The Honda 500 GP motorcycle equipped with the new Belletti frame was used for the first time at the Mototemporada Romagnola, in the Rimini stage on May 14, 1967. The road racer won the race, breaking the winning streak of racer Giacomo Agostini who rode a MV Agusta. The motorcycle was also used in the World Championship while testing the Hockenheim circuit, but Honda forbade the use of the motorcycle during the race and for all subsequent races.
In 1968, they also began construction on a limited series of frames to equip the Gran Prix motorcycle Linto 500 GP; all the frames for this model were designed by Belletti’s friend, Lino Tonti, and built by Belletti.
The Belletti workshop continued to work in the motorcycle industry until the early 70s.

===In the bicycle industry===
Stelio Belletti has been passionate about racing bicycles ever since he was a boy. Starting in the 70s, he began to race in local and amateur competitions with excellent results.
Spurred by a dry-spell in his family’s workshop and the dissatisfaction he felt towards the most recent racing bicycle he had purchased, Stelio Belletti tried his hand at bicycle frame building. His results encouraged him to found the Stelbel brand in 1973.

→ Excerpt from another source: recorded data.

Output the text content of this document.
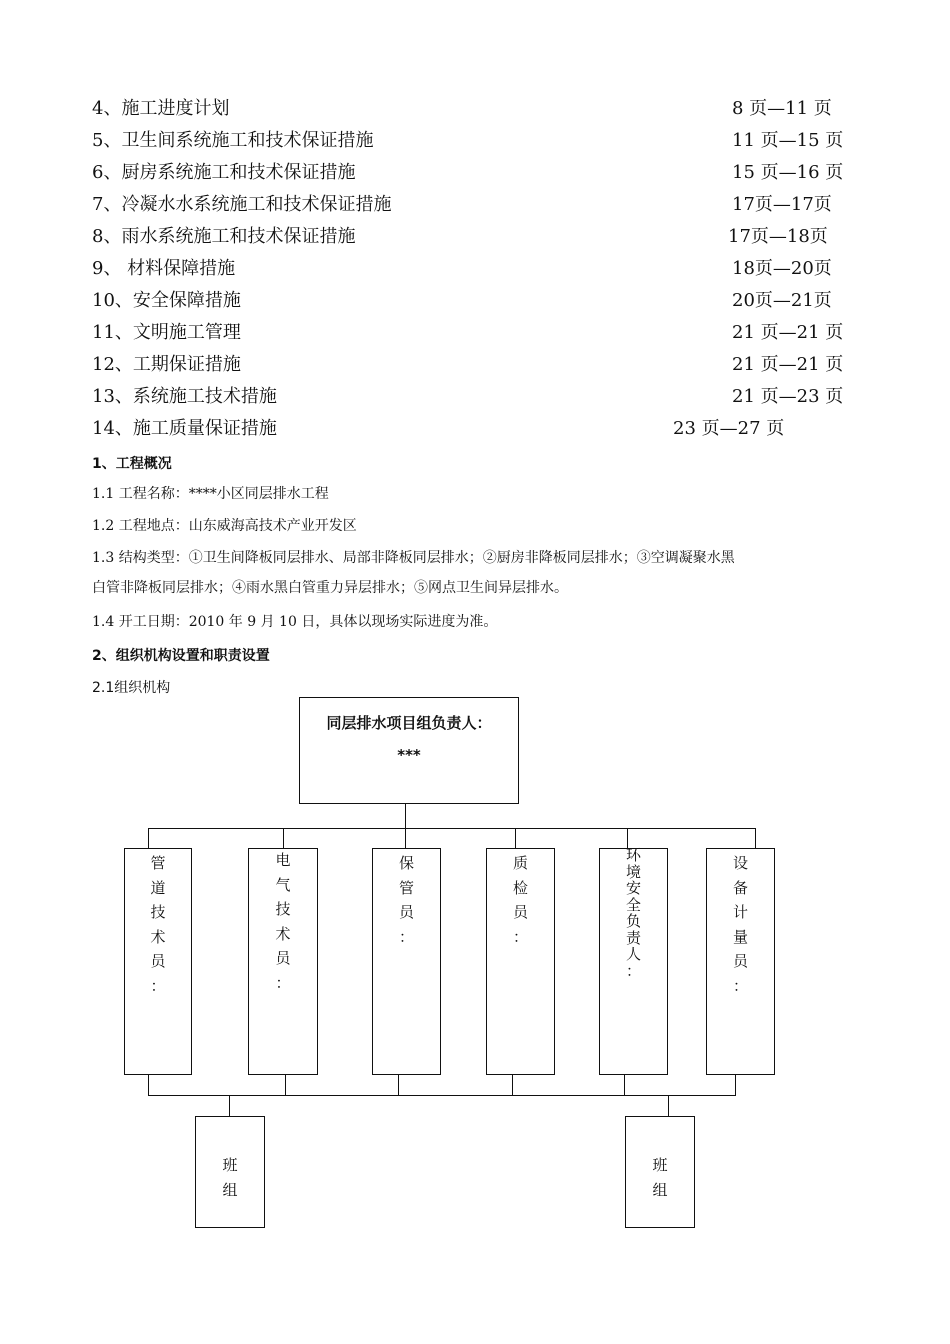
4、施工进度计划	8 页—11 页
5、卫生间系统施工和技术保证措施	11 页—15 页
6、厨房系统施工和技术保证措施	15 页—16 页
7、冷凝水水系统施工和技术保证措施	17页—17页
8、雨水系统施工和技术保证措施	17页—18页
9、 材料保障措施	18页—20页
10、安全保障措施	20页—21页
11、文明施工管理	21 页—21 页
12、工期保证措施	21 页—21 页
13、系统施工技术措施	21 页—23 页
14、施工质量保证措施	23 页—27 页
1、工程概况
1.1 工程名称：****小区同层排水工程
1.2 工程地点：山东威海高技术产业开发区
1.3 结构类型：①卫生间降板同层排水、局部非降板同层排水；②厨房非降板同层排水；③空调凝聚水黑
白管非降板同层排水；④雨水黑白管重力异层排水；⑤网点卫生间异层排水。
1.4 开工日期：2010 年 9 月 10 日，具体以现场实际进度为准。
2、组织机构设置和职责设置
2.1组织机构
同层排水项目组负责人：
***
管
道
技
术
员
：
电
气
技
术
员
：
保
管
员
：
质
检
员
：
环
境
安
全
负
责
人
：
设
备
计
量
员
：
班
组
班
组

Having honed his TIG welding skills while working in the aviation industry, he became the first Italian frame builder to build TIG welded frames.
In 1975, Stelio Belletti patented the first bicycle frame welded with TIG welding techniques in Italy and that same year produced the frames for the Polish national team, who went on to win the gold medal in the men’s team time trial race at the UCI Road World Championships in Mettet.
By the second half of the 70s, the Belletti workshop concentrated on the production of Stelbel bicycle frames, and gradually began to decrease their commitment in other areas of production.
In the early 80s, for age reasons, his father Antenore left the company to Stelio, and under his management the company hired additional employees.

Stelio Belletti is recognized to have been on the forefront of bicycle frame construction, always pushing the boundaries and experimenting with new solutions. He remembers being one of the first manufacturers to make stainless steel frames.
Belletti continued to work in his family’s workshop until 1990 when the company closed.
Over the following years, Belletti collaborated with other Italian brands producing TIG welded frames made with steel or aluminum tubing.
Upon his retirement, Stelio Belletti has devoted his time to sports, participating in several cycling events, and even organizing some himself.